Your money in Crisis!
A fast-spreading currency crisis could cause major economies to collapse and wipe out the value of dollar-denominated accounts across the country. Here’s what’s going on right now. Three large national economies: Argentina, Turkey, and Venezuela, are currently collapsing because of their own respective currency crises.
Think about this: Every citizen of Argentina experienced the equivalent of a 45% pay cut in 2018 because of that nation’s currency crisis. That’s because the Argentine Peso has lost 45% of its value in 2018, CNBC is reporting. Consequently, Argentine families can now buy only half the essentials (including food) that they could earlier in January. But not just that, Argentines have lost 45% of their savings and investments as well. Nevertheless, it is not quite over for Argentina’s economy. In fact, it’s likely to get much worse since the country’s inflation rate is 25.4%.

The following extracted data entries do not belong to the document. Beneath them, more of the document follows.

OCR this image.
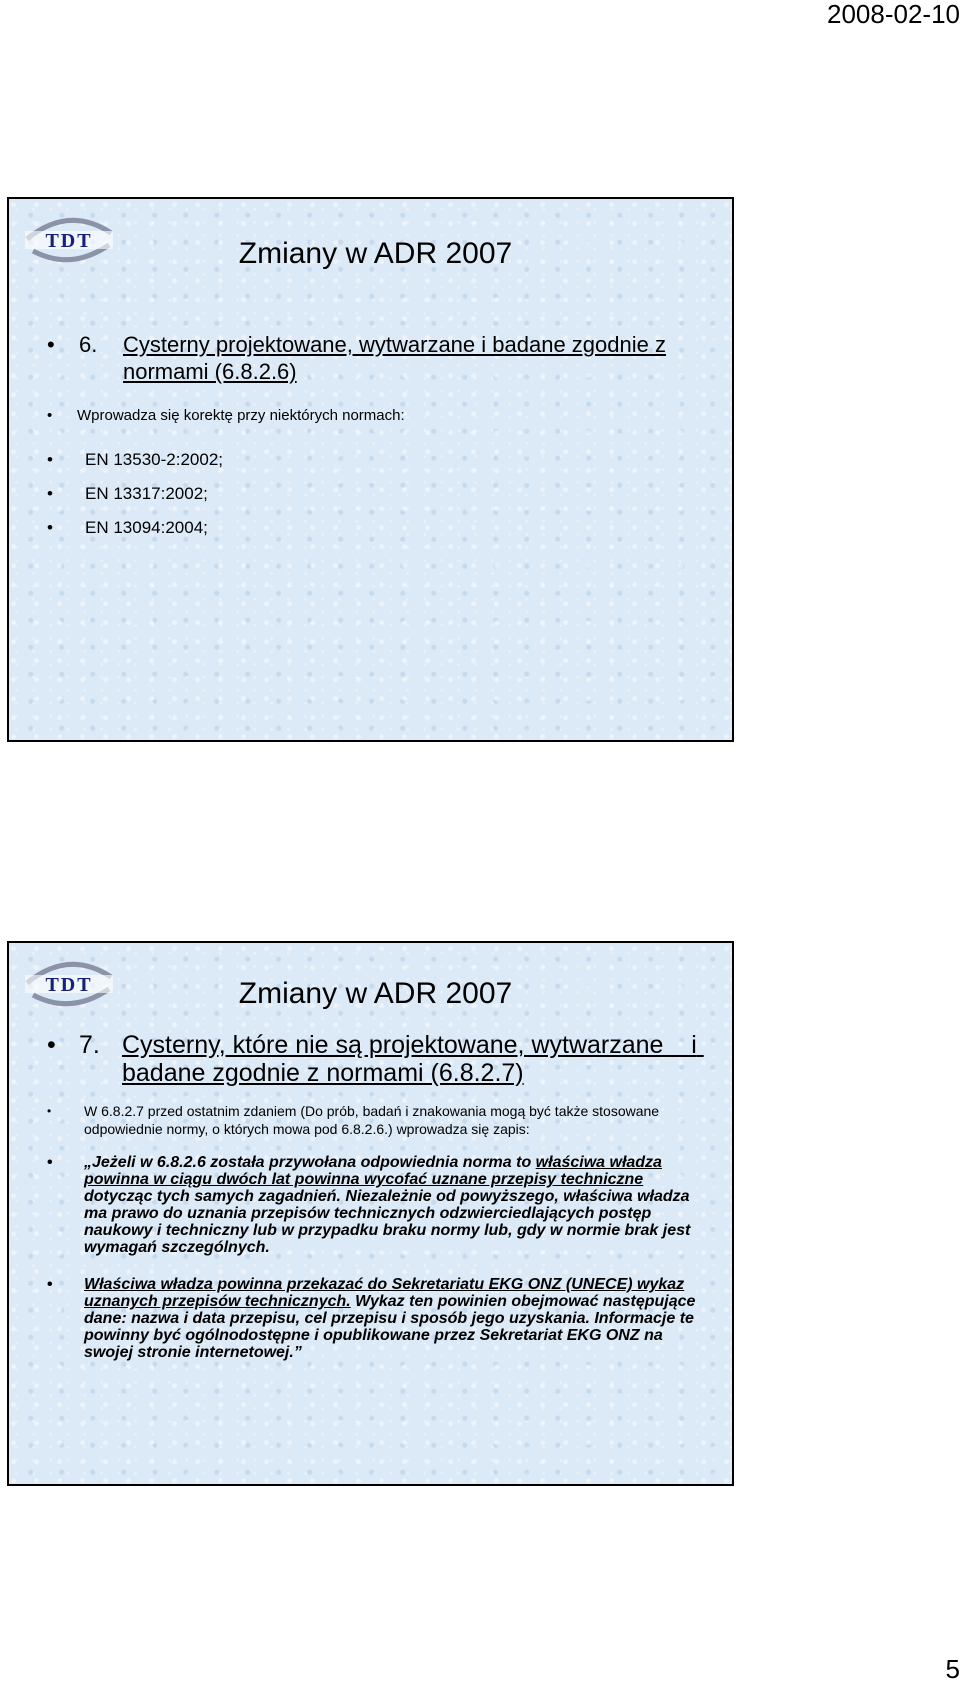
2008-02-10
TDT	Zmiany w ADR 2007
• 6.	Cysterny projektowane, wytwarzane i badane zgodnie z normami (6.8.2.6)
• Wprowadza się korektę przy niektórych normach:
• EN 13530-2:2002;
• EN 13317:2002;
• EN 13094:2004;
TDT	Zmiany w ADR 2007
• 7. Cysterny, które nie są projektowane, wytwarzane    i badane zgodnie z normami (6.8.2.7)
• W 6.8.2.7 przed ostatnim zdaniem (Do prób, badań i znakowania mogą być także stosowane odpowiednie normy, o których mowa pod 6.8.2.6.) wprowadza się zapis:
• „Jeżeli w 6.8.2.6 została przywołana odpowiednia norma to właściwa władza powinna w ciągu dwóch lat powinna wycofać uznane przepisy techniczne dotycząc tych samych zagadnień. Niezależnie od powyższego, właściwa władza ma prawo do uznania przepisów technicznych odzwierciedlających postęp naukowy i techniczny lub w przypadku braku normy lub, gdy w normie brak jest wymagań szczególnych.

• Właściwa władza powinna przekazać do Sekretariatu EKG ONZ (UNECE) wykaz uznanych przepisów technicznych. Wykaz ten powinien obejmować następujące dane: nazwa i data przepisu, cel przepisu i sposób jego uzyskania. Informacje te powinny być ogólnodostępne i opublikowane przez Sekretariat EKG ONZ na swojej stronie internetowej.”

5
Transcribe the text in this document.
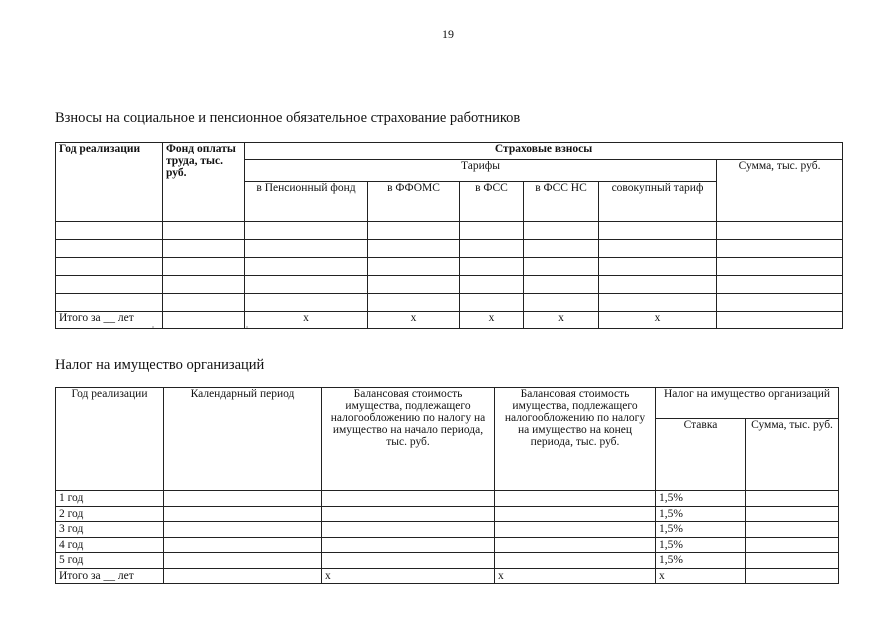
19
Взносы на социальное и пенсионное обязательное страхование работников
Год реализации	Фонд оплаты труда, тыс. руб.	Страховые взносы					
		Тарифы					Сумма, тыс. руб.
		в Пенсионный фонд	в ФФОМС	в ФСС	в ФСС НС	совокупный тариф	

Итого за __ лет		х	х	х	х	х	
Налог на имущество организаций
Год реализации	Календарный период	Балансовая стоимость имущества, подлежащего налогообложению по налогу на имущество на начало периода, тыс. руб.	Балансовая стоимость имущества, подлежащего налогообложению по налогу на имущество на конец периода, тыс. руб.	Налог на имущество организаций	
				Ставка	Сумма, тыс. руб.
1 год				1,5%	
2 год				1,5%	
3 год				1,5%	
4 год				1,5%	
5 год				1,5%	
Итого за __ лет		х	х	х	
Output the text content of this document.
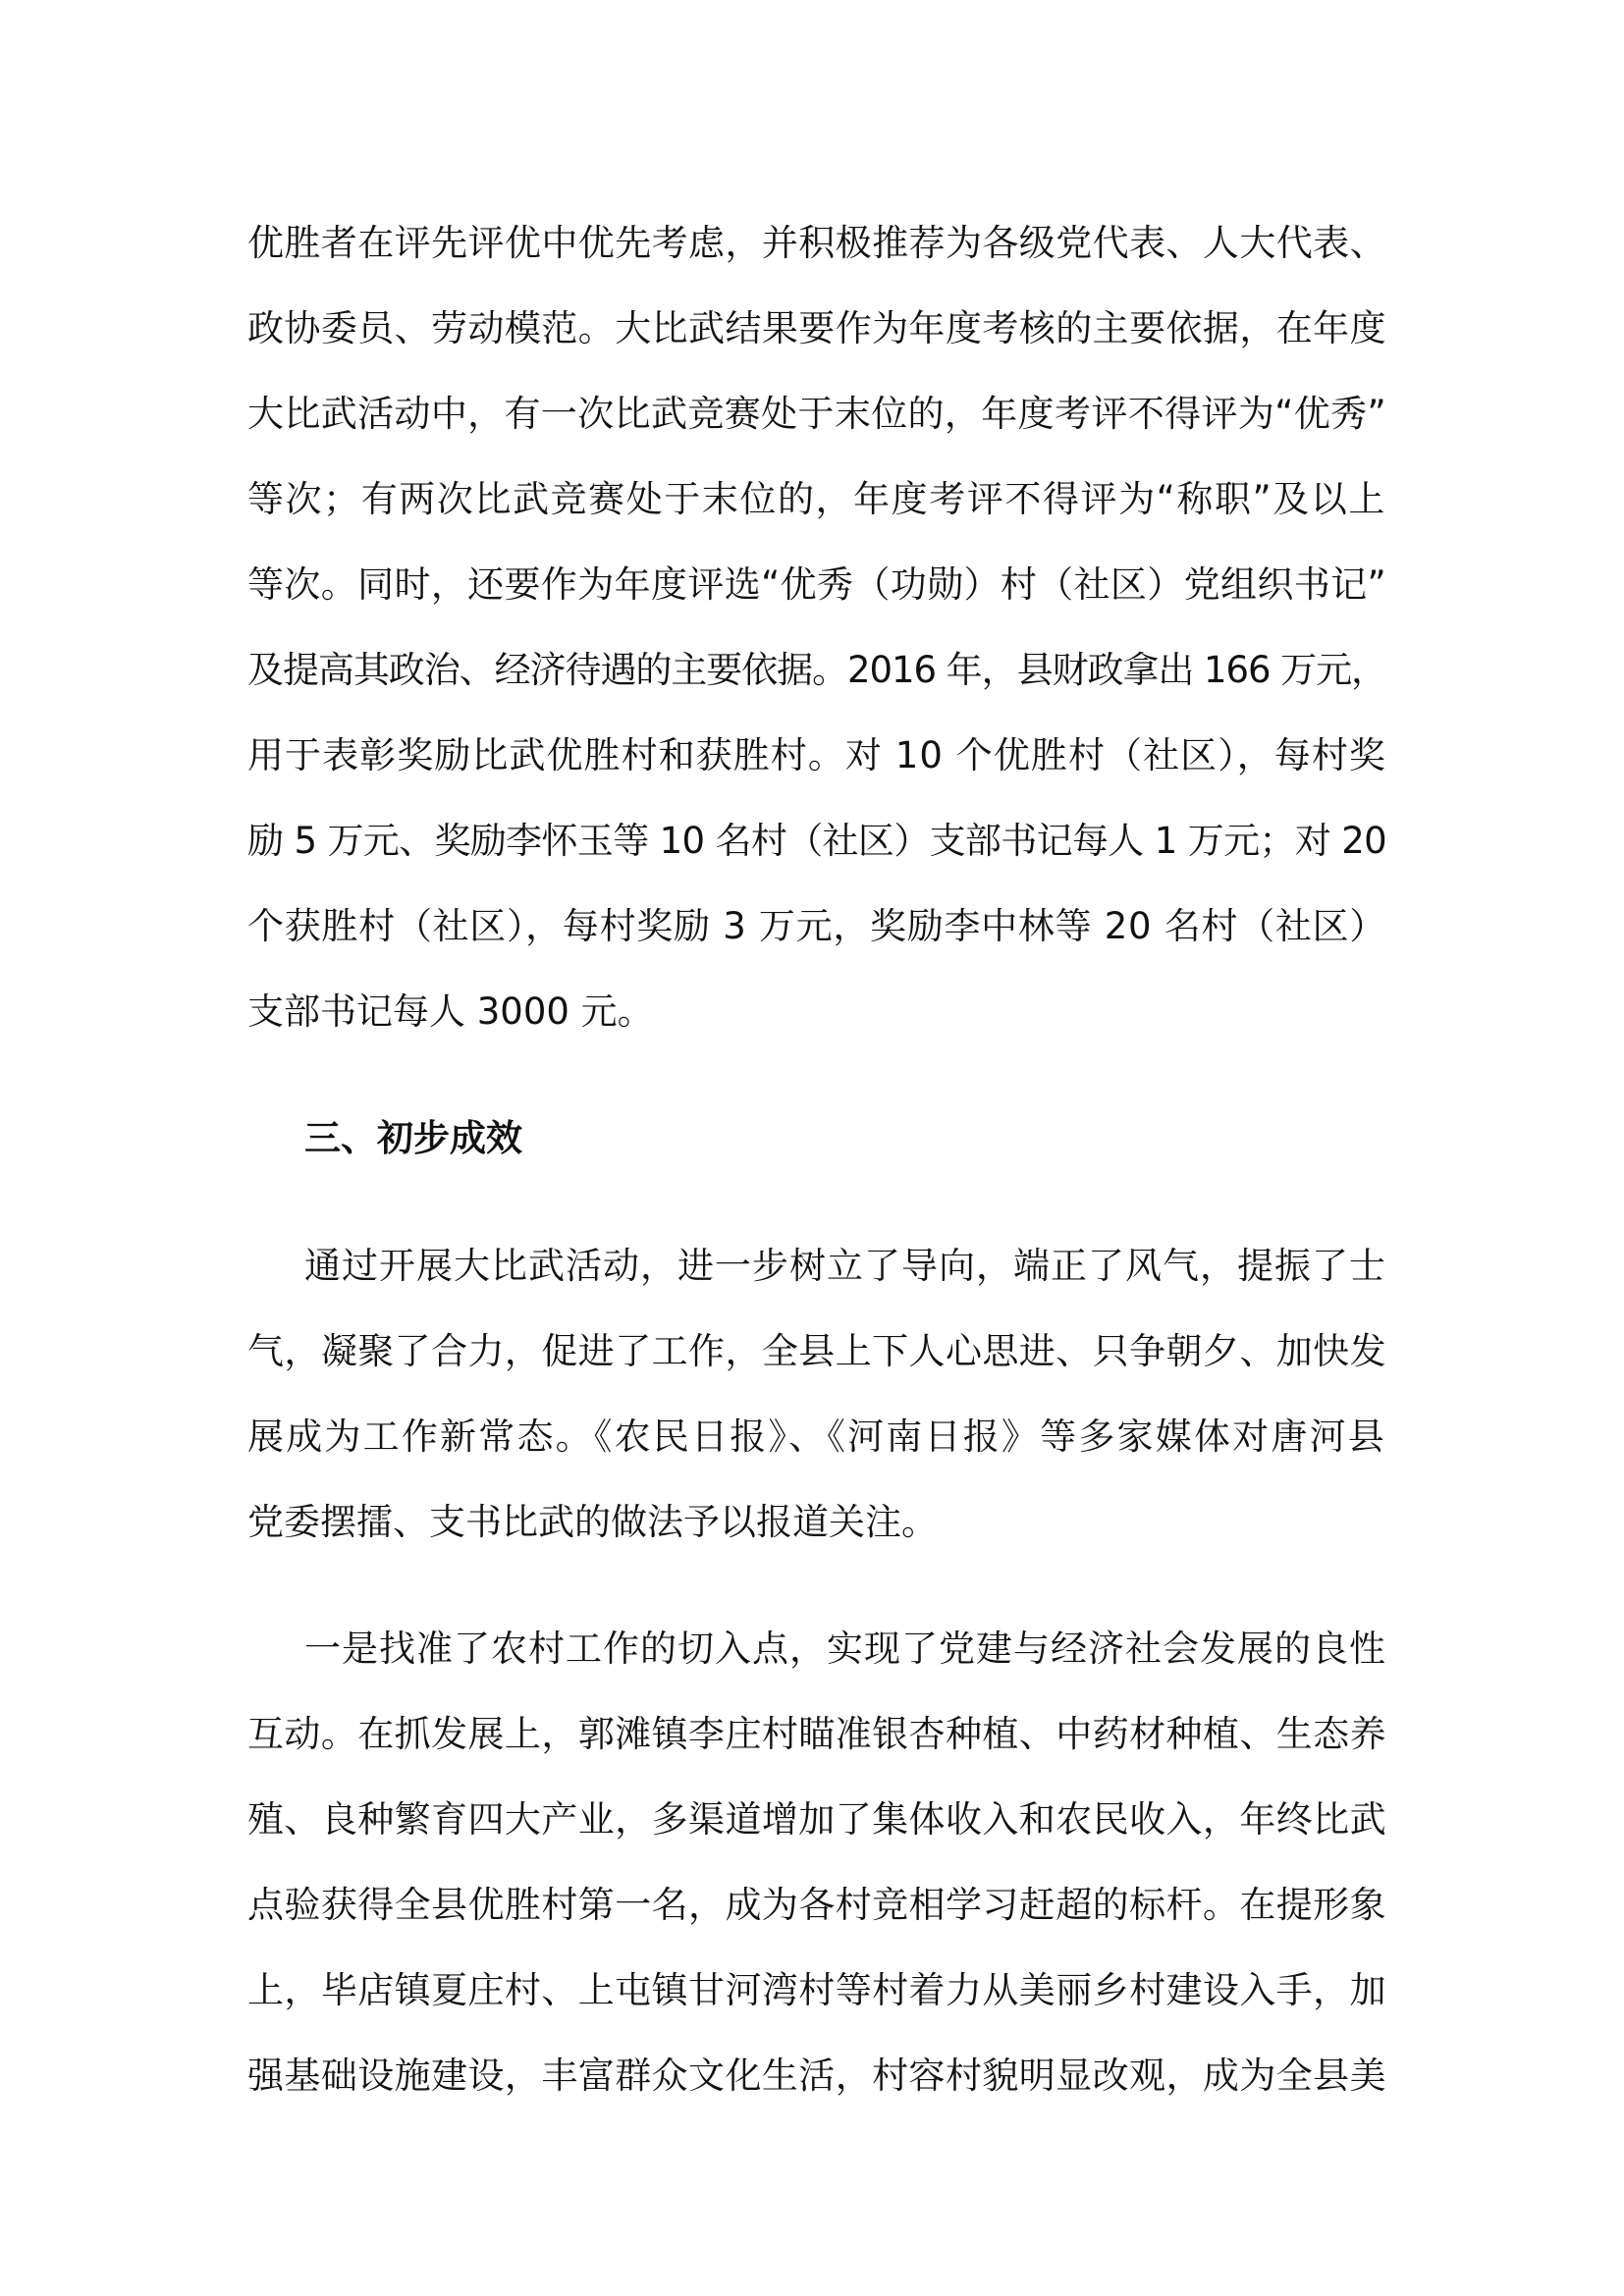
优胜者在评先评优中优先考虑，并积极推荐为各级党代表、人大代表、
政协委员、劳动模范。大比武结果要作为年度考核的主要依据，在年度
大比武活动中，有一次比武竞赛处于末位的，年度考评不得评为“优秀”
等次；有两次比武竞赛处于末位的，年度考评不得评为“称职”及以上
等次。同时，还要作为年度评选“优秀（功勋）村（社区）党组织书记”
及提高其政治、经济待遇的主要依据。2016 年，县财政拿出 166 万元，
用于表彰奖励比武优胜村和获胜村。对 10 个优胜村（社区），每村奖
励 5 万元、奖励李怀玉等 10 名村（社区）支部书记每人 1 万元；对 20
个获胜村（社区），每村奖励 3 万元，奖励李中林等 20 名村（社区）
支部书记每人 3000 元。
三、初步成效
通过开展大比武活动，进一步树立了导向，端正了风气，提振了士
气，凝聚了合力，促进了工作，全县上下人心思进、只争朝夕、加快发
展成为工作新常态。《农民日报》、《河南日报》等多家媒体对唐河县
党委摆擂、支书比武的做法予以报道关注。
一是找准了农村工作的切入点，实现了党建与经济社会发展的良性
互动。在抓发展上，郭滩镇李庄村瞄准银杏种植、中药材种植、生态养
殖、良种繁育四大产业，多渠道增加了集体收入和农民收入，年终比武
点验获得全县优胜村第一名，成为各村竞相学习赶超的标杆。在提形象
上，毕店镇夏庄村、上屯镇甘河湾村等村着力从美丽乡村建设入手，加
强基础设施建设，丰富群众文化生活，村容村貌明显改观，成为全县美
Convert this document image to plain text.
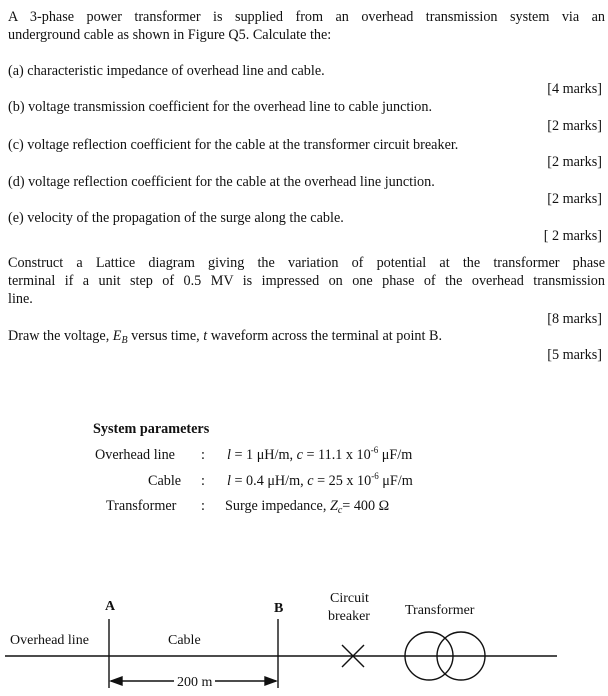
A 3-phase power transformer is supplied from an overhead transmission system via an
underground cable as shown in Figure Q5. Calculate the:
(a) characteristic impedance of overhead line and cable.
[4 marks]
(b) voltage transmission coefficient for the overhead line to cable junction.
[2 marks]
(c) voltage reflection coefficient for the cable at the transformer circuit breaker.
[2 marks]
(d) voltage reflection coefficient for the cable at the overhead line junction.
[2 marks]
(e) velocity of the propagation of the surge along the cable.
[ 2 marks]
Construct a Lattice diagram giving the variation of potential at the transformer phase
terminal if a unit step of 0.5 MV is impressed on one phase of the overhead transmission
line.
[8 marks]
Draw the voltage, $E_B$ versus time, t waveform across the terminal at point B.
[5 marks]
System parameters
Overhead line : l = 1 μH/m, c = 11.1 x $10^{-6}$ μF/m
Cable : l = 0.4 μH/m, c = 25 x $10^{-6}$ μF/m
Transformer : Surge impedance, $Z_c= 400$ Ω
A	B
Overhead line	Cable
Circuit
breaker	Transformer
200 m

Currency Crisis Threatens Your Savings
The currency crisis is now spreading to other nations, Bloomberg writer Satyajit Das reveals. Das thinks currency crises will quickly erupt in India, Indonesia, Brazil, and South Africa next. High national debts and unsustainable consumer debt will cause those nations’ currencies to collapse. Average people and retail investors will get caught in the middle as purchasing power disappears but debt remains.
The currency crisis is already shrinking U.S. retirement accounts. The U.S. stock markets had debt related setbacks on August 29 because of the Argentine and Turkish crises, Reuters claims. Notably, the S&P 500 was down by 7.3% from 2017 on Thursday. Meanwhile, Marketwatch expects the NASDAQ to fall by 1.9% this week.
The Currency Crisis Will Come To America
A more intensified currency crisis is also likely to reach America in the near future. Existing currency issues in other nations put pressure on America’s economy by lowering demand for our goods. There is compelling evidence that the United States is very vulnerable to a currency crisis. For example, economists project that the federal deficit will rise to $833 billion in 2018. The deficit was already at $665 billion in 2017. Economists blame similar deficits for the currency crises in Argentina and Turkey.
The bad news is that America’s consumer credit bubble is growing dramatically. Particularly, the amount of auto and student loans nationwide increased by $10.4 billion in June alone. Some see the student debt trend line as catastrophic since 44 million Americans owe an estimated $1.5 trillion in student loan debts.
The truth is that the world is experiencing the beginnings of an enormous currency crisis that has the potential to devastate America’s economy. Thinking Americans should prepare for the coming currency crisis by reducing debt and diversifying their dollar-denominated accounts. Gold and other precious metals can be important hedges in a currency crisis.